Supreme Court blocks execution of Oklahoma inmate Richard Glossip, who many believe innocent.
Millions of jobs will be lost if debt ceiling drama isn’t resolved in time.
Russian mercenary chief threatens to withdraw his troops from Bakhmut.
Supreme Court blocks execution of Oklahoma inmate Richard Glossip, who many believe innocent
Richard Glossip, 60, was facing his 9th execution date for his conviction in the 1997 murder of his boss Barry Van Treese. Another man, Justin Sneed, admitted bludgeoning Van Treese to death. However, he claimed that Glossip had hired him to do it. His testimony kept Sneed off of death row.
The Oklahoma Attorney General Gentner Drummond, a pro-death penalty Republican, joined Glossip’s attorneys in their appeal before the high court to halt Glossip’s May 18 execution. Drummond had already appealed to the state appeals court to vacate Glossip’s conviction due to numerous problems with both his trials. The appeals court rejected this appeal, and last month the Oklahoma Pardon and Parole Board voted 2-2 not to grant Glossip clemency.
The Supreme Court has put a hold on Glossip’s execution while they consider his case.
Former Oklahoma parole board chief: Glossip’s near execution shakes faith in the morality of the death penalty –
Millions of jobs will be lost if debt ceiling drama isn’t resolved in time
The White House has released new analysis that shows how much even a brief default on US debt could cost the average American. Economists have already said a default would fully tip the US over into recession. The ongoing “manufactured crisis“, as the Nevada state treasurer described it, is already shaking markets and consumer confidence.

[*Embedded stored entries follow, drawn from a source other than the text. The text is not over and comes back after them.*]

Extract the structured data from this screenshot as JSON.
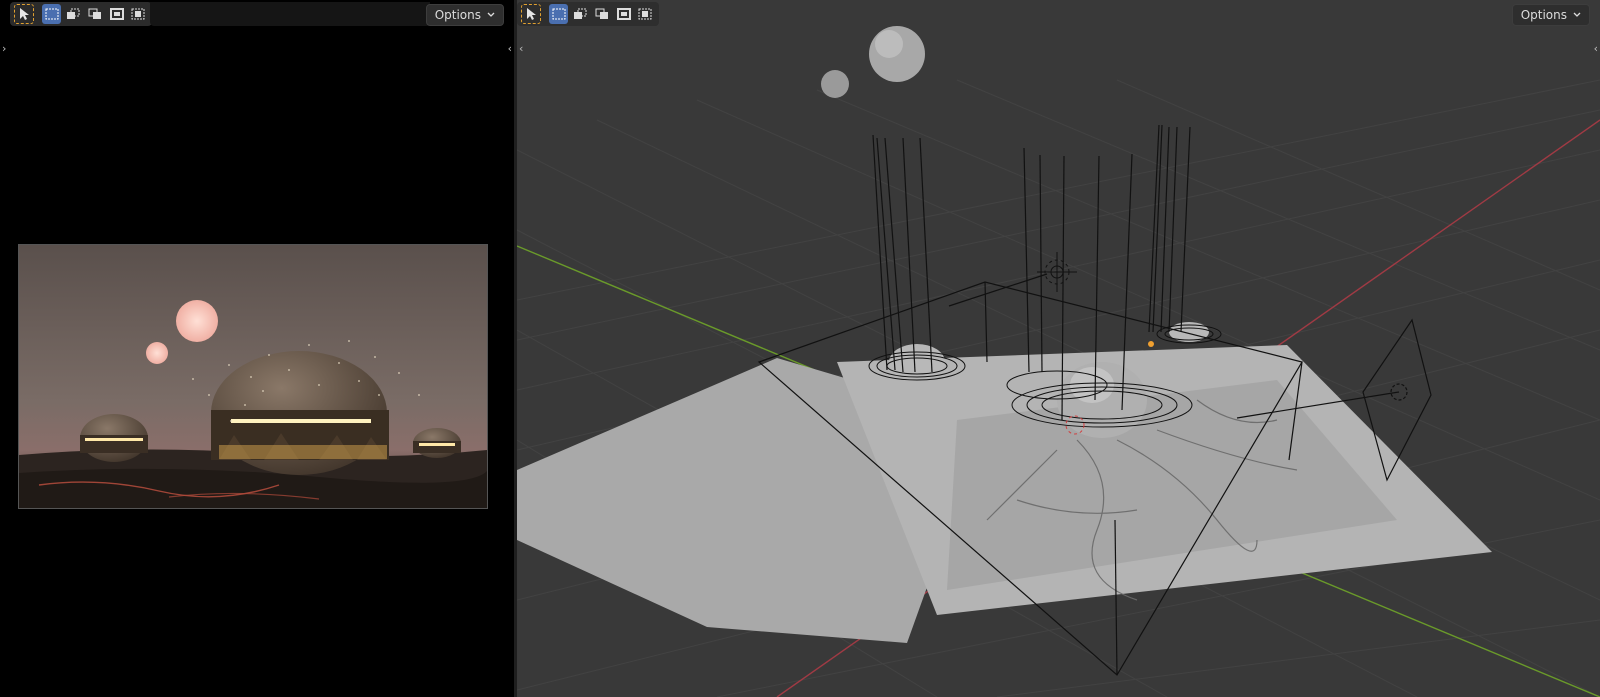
{
  "left_editor": {
    "header": {
      "options_label": "Options"
    }
  },
  "right_editor": {
    "header": {
      "options_label": "Options"
    }
  },
  "colors": {
    "active_mode": "#4a6fb0",
    "select_tool_outline": "#e0a030",
    "viewport_background": "#393939",
    "axis_x": "#c0404a",
    "axis_y": "#6a9a2a"
  },
  "icons": {
    "select": "cursor-arrow-icon",
    "mode_new": "select-new-icon",
    "mode_extend": "select-extend-icon",
    "mode_subtract": "select-subtract-icon",
    "mode_invert": "select-invert-icon",
    "mode_intersect": "select-intersect-icon",
    "dropdown": "chevron-down-icon"
  }
}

House Republicans’ insistence on playing chicken with the good faith and credit of the US has already had an effect. After Treasury Secretary Janet Yellen announced the US could run out of money to pay its bills in June, US borrowing costs jumped 5%, potentially adding billions of dollars to the debt.
The White House Council of Economic Advisers has warned that even taking negotiations to the June 1 deadline could cost 200,000 jobs. A brief default could cost 500,000. The CEA predicts a protracted default could cost about 8.3 million jobs.
Russian mercenary chief threatens to withdraw his troops from Bakhmut
Yevgeny Prigozhin, head of the Wagner mercenary group, has announced he will withdraw his troops from the intense battleground of Bakhmut in Ukraine on May 10. In a video address surrounded by Wagner soldiers, Prigozhin accused Russia’s military leaders of intentionally starving his soldiers of munitions. Prigozhin has previously bemoaned the high number of Wagner troop losses in Ukraine. The US has estimated more than 100,000 Russian troops have been killed or wounded since December, more than half of them Wagner troops.
Kremlin emails intercepted by US intelligence do suggest that Russia’s military leadership bears a great deal of enmity towards Prigozhin and Wagner. Prigozhin even tried to obtain ammunition from Turkey, a NATO member, to plug the gaps in supply.
It’s unclear at this stage how serious Prigozhin’s intention is to withdraw from Bakhmut. He has been known to make outlandish claims and threats, only to back down from them later.